This invention relates to an improvement in one step of the multistep process of preparing penems from penams. More particularly, this invention relates to an improvement in the process step of cleaving the thiazolidine ring of a 6-substituted penicillanic acid ester and replacing the sulfur with an acyloxy or aroyloxy group, using an acyl nitrate or aroyl nitrate as the ring cleaving agent.
Penems are prepared by a multistep process from 6aminopenicillanic acid (6-APA). Thus, for example, 6-APA is converted to methyl (5R,6S,8R)-6-(1-hydroxyethyl)penicillanate by converting the 6-APA to (5R)-6,6-dibromopenicillanic acid with sodium bromide, esterifying the (5R)-6,6-dibromopenicillanic acid to the methyl ester with dimethylsulfate, introducing the (1-hydroxyethyl) substitutent to the 6-position with ethyl magnesium bromide and acetaldehyde then debrominating with zinc dust and ammonium chloride. The resulting methyl (5R,6S,8R)6-(1-hydroxyethyl)penicillinate can then be converted to a 4-acyloxy or aroyloxy azetidinone by cleaving the thiazolidine ring of the penicillinate.
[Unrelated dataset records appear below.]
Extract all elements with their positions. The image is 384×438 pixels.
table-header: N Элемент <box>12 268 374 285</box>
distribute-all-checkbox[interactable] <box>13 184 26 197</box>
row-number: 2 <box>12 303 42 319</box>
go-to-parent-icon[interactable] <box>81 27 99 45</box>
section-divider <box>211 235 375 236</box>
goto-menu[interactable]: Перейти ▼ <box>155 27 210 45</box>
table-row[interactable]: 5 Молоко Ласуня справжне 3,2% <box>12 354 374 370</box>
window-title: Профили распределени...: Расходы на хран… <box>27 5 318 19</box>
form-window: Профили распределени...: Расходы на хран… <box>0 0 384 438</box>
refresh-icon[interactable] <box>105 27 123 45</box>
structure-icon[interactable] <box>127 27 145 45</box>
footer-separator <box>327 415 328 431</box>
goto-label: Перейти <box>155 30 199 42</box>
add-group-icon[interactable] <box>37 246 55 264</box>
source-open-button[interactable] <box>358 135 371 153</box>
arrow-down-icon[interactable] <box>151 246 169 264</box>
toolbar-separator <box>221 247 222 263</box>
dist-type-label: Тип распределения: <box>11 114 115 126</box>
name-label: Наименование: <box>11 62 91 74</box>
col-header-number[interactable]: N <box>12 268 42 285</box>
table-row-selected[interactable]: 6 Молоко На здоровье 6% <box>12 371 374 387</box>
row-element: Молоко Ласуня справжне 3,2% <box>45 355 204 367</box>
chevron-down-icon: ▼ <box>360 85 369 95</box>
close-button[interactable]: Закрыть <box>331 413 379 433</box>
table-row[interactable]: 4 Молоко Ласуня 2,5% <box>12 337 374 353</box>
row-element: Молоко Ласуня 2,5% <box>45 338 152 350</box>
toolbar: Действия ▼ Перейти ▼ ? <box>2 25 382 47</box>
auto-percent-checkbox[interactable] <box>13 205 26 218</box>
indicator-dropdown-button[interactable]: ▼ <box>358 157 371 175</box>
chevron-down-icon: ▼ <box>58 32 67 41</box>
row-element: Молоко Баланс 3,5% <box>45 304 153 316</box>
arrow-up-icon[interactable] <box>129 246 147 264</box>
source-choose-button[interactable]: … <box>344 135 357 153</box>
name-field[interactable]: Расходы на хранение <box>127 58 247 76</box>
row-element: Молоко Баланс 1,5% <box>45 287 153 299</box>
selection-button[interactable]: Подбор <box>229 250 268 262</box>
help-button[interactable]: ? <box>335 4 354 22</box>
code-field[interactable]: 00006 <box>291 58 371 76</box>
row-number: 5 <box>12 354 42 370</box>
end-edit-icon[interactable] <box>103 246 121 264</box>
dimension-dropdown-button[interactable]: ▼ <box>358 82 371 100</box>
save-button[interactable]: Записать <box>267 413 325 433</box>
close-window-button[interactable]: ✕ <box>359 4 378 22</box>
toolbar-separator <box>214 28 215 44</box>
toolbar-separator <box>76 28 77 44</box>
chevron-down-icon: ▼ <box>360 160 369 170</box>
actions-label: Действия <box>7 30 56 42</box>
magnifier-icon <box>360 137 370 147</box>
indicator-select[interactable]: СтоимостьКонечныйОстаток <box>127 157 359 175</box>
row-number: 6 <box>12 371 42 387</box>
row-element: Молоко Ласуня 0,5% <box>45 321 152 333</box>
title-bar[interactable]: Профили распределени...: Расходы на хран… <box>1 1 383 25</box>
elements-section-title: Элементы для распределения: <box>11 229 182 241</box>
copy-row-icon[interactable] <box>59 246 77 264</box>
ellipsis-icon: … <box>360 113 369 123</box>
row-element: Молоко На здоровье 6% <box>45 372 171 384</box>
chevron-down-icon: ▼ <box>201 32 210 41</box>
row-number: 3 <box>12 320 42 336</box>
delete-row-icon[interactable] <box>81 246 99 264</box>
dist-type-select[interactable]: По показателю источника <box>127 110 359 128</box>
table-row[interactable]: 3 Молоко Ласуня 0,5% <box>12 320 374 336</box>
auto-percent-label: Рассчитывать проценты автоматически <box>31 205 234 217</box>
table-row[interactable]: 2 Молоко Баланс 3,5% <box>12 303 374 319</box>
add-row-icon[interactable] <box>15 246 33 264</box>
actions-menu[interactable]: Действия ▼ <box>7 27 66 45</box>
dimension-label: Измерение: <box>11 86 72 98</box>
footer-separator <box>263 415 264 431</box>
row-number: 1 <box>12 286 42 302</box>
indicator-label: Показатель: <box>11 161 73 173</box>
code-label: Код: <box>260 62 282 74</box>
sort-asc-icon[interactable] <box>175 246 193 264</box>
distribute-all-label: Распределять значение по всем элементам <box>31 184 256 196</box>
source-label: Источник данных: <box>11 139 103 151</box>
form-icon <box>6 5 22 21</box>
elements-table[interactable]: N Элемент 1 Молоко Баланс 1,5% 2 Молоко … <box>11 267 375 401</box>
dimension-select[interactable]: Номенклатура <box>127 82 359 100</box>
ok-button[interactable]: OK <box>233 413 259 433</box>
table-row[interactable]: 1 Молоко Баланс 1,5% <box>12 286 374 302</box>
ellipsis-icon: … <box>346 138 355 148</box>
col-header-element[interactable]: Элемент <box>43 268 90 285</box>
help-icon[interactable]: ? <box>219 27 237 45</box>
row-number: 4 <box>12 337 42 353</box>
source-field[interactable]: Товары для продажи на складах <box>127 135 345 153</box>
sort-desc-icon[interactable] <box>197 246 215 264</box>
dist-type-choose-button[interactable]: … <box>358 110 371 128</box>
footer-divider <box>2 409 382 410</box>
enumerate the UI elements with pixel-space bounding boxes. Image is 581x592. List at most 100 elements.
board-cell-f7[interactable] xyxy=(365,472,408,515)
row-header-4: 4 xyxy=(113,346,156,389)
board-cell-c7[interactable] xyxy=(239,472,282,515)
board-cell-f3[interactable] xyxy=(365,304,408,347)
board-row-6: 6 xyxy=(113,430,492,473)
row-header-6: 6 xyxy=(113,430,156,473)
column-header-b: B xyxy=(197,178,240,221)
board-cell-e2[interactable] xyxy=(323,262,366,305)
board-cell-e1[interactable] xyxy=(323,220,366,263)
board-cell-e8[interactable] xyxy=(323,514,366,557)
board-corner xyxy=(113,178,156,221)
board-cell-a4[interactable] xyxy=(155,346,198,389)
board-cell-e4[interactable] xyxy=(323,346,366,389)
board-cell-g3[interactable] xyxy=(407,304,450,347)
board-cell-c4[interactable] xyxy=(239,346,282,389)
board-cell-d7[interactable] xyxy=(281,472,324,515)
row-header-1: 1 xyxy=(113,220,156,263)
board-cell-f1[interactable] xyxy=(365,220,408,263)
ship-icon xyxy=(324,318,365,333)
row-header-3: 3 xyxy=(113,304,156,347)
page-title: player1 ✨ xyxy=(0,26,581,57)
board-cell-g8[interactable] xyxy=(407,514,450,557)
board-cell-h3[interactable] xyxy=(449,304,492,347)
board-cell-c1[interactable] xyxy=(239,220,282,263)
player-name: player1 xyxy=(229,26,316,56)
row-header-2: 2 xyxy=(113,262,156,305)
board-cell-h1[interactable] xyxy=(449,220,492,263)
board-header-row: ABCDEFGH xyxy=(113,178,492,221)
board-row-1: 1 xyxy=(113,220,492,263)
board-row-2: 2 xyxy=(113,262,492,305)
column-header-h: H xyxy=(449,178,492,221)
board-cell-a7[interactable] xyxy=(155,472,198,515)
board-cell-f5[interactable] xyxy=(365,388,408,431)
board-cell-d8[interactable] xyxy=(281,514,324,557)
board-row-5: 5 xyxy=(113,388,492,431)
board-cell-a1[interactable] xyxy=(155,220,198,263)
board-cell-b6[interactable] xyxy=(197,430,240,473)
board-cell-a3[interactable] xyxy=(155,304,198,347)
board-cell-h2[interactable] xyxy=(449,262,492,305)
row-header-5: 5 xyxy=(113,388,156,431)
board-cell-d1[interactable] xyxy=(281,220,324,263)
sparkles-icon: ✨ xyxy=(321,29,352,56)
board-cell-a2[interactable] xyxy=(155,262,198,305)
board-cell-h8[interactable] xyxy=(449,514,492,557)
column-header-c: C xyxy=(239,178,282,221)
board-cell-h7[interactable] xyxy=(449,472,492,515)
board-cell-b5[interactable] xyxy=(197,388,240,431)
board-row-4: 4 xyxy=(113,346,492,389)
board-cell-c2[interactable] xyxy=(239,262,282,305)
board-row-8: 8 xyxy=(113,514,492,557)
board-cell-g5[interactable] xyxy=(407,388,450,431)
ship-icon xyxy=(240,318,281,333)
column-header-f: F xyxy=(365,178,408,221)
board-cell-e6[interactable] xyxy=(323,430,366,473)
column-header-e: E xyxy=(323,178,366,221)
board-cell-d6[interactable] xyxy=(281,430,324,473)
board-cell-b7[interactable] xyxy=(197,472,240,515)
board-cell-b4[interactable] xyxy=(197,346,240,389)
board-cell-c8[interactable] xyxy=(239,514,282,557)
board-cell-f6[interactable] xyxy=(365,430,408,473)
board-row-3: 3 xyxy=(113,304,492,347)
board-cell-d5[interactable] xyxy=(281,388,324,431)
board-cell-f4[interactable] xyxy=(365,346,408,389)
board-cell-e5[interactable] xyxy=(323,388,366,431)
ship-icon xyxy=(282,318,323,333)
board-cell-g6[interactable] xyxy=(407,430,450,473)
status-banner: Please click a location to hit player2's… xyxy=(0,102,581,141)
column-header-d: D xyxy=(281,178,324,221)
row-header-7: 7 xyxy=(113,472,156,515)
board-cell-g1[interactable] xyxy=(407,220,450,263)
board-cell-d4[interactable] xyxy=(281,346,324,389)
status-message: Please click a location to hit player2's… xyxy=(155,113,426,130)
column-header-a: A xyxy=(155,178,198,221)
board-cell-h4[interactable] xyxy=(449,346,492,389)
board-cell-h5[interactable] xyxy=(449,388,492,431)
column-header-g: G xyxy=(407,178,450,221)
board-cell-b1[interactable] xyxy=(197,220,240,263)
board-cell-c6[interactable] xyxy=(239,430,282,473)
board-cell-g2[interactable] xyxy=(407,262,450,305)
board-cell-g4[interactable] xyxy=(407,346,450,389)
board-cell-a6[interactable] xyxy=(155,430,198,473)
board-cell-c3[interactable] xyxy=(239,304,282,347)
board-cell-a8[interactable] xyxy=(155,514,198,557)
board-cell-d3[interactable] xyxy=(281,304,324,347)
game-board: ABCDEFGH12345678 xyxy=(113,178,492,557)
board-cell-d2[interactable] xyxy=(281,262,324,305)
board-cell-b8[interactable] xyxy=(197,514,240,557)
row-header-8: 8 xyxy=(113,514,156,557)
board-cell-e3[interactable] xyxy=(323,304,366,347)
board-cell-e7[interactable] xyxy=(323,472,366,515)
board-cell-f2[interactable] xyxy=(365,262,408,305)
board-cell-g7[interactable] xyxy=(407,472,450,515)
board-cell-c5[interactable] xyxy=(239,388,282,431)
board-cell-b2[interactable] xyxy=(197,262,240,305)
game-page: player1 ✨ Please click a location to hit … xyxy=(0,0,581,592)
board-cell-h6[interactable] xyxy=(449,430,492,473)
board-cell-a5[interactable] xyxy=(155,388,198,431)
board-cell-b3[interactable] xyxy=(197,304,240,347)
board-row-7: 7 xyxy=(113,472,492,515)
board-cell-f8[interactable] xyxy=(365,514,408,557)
U.S. Pat. No. 4,301,074 discloses one widely used method in which mercuric acetate is the cleaving agent. This method has the disadvantage of requiring a means to dispose of or recycle the mercury. Suaroto et al, Tetrahedron Letters No. 42, 4059-62 (1978) disclose a method in which the penicillinate is converted to the 1-oxide then cleaved with a carboxylic acid in the presence of trimethylphosphite. This method requires the use of the 1-oxide penam.
The 4-acyloxy or aroyloxy azetidinone which results from the known process is then converted by a series of steps, all of which are known in the art, to the desired penem.